Phi Beta Cons

MLK Essay in The Chronicle of Higher Education

The Chronicle of Higher Education has an essay on Martin Luther King, Jr., this week, emphasizing that King was not only antidiscrimination but also antiwar, anticapitalist, etc. All true, but of course these points have been made in the past not only by Jesse Jackson but also by Jesse Helms.   

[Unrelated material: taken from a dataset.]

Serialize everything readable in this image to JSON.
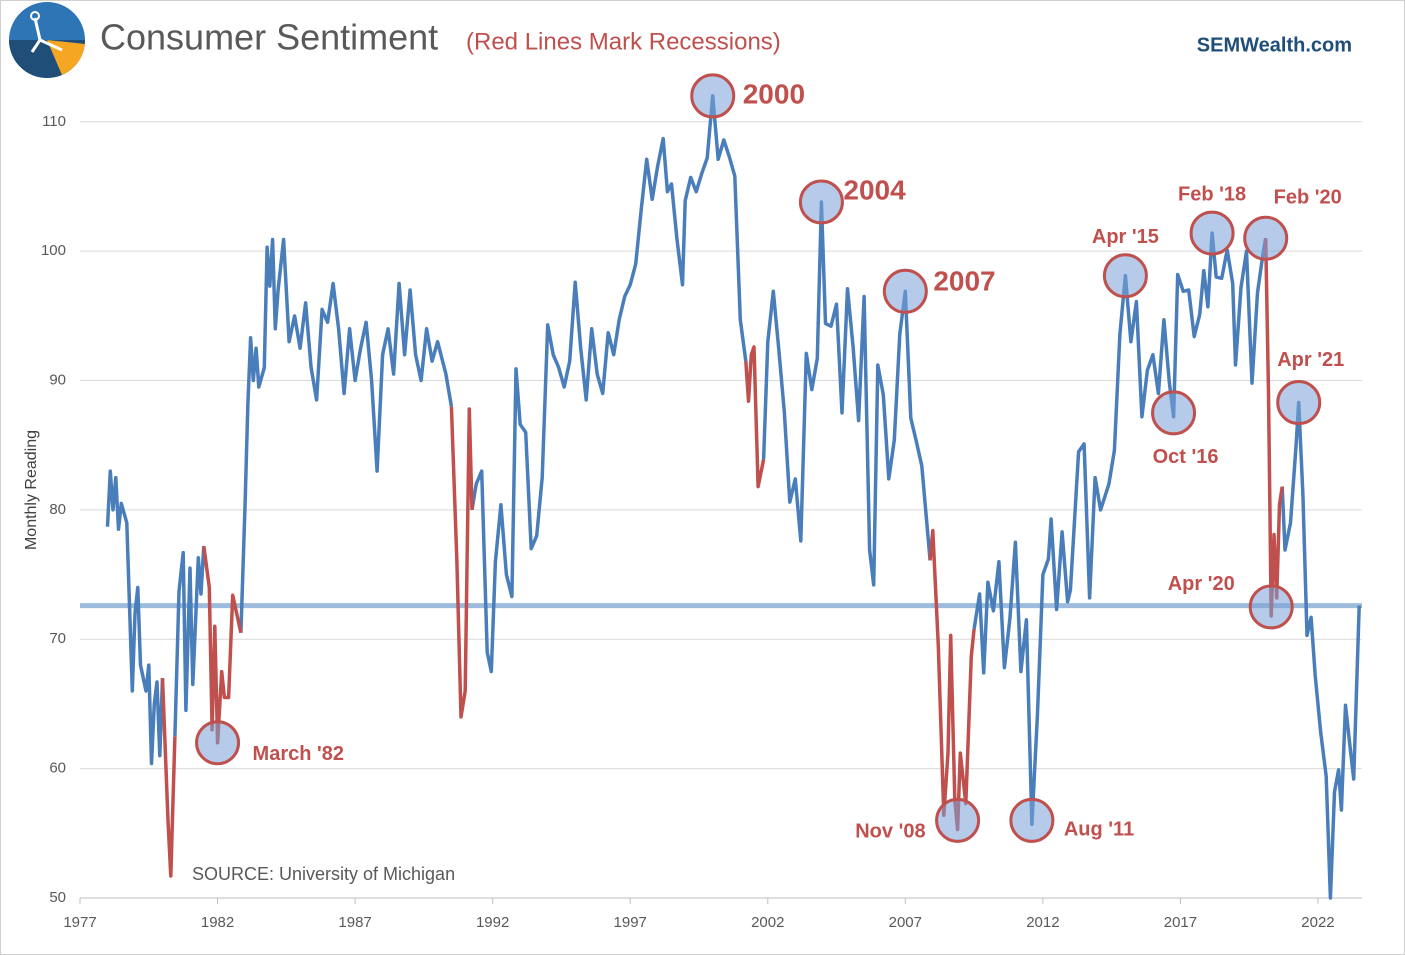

But I’d like to raise a different issue.  Early on the essay notes that even conservatives revere King:  “While dismantling affirmative action, a policy King advocated, they cite King’s aspiration that Americans be judged not by the color of their skin but by the content of their character.”  Two points:  First, I see it frequently asserted that King endorsed affirmative action.  I’m not an expert on everything that King wrote and said, but the only place I’m aware of where King came close to endorsing racial preferences is in his book Why We Can’t Wait, and that endorsement is ambiguous and can be read as favoring class-based rather than race-based affirmative action.  Second, even if it is true that at some point King endorsed racial preferences, it would not follow that there is anything wrong with conservatives (and anyone else) citing his “I Have a Dream” speech’s declaration of the broader ideal of colorblind justice — just as there was nothing wrong with Lincoln citing the Declaration of Independence’s ideal of equality notwithstanding that document’s authorship by a slaveowner.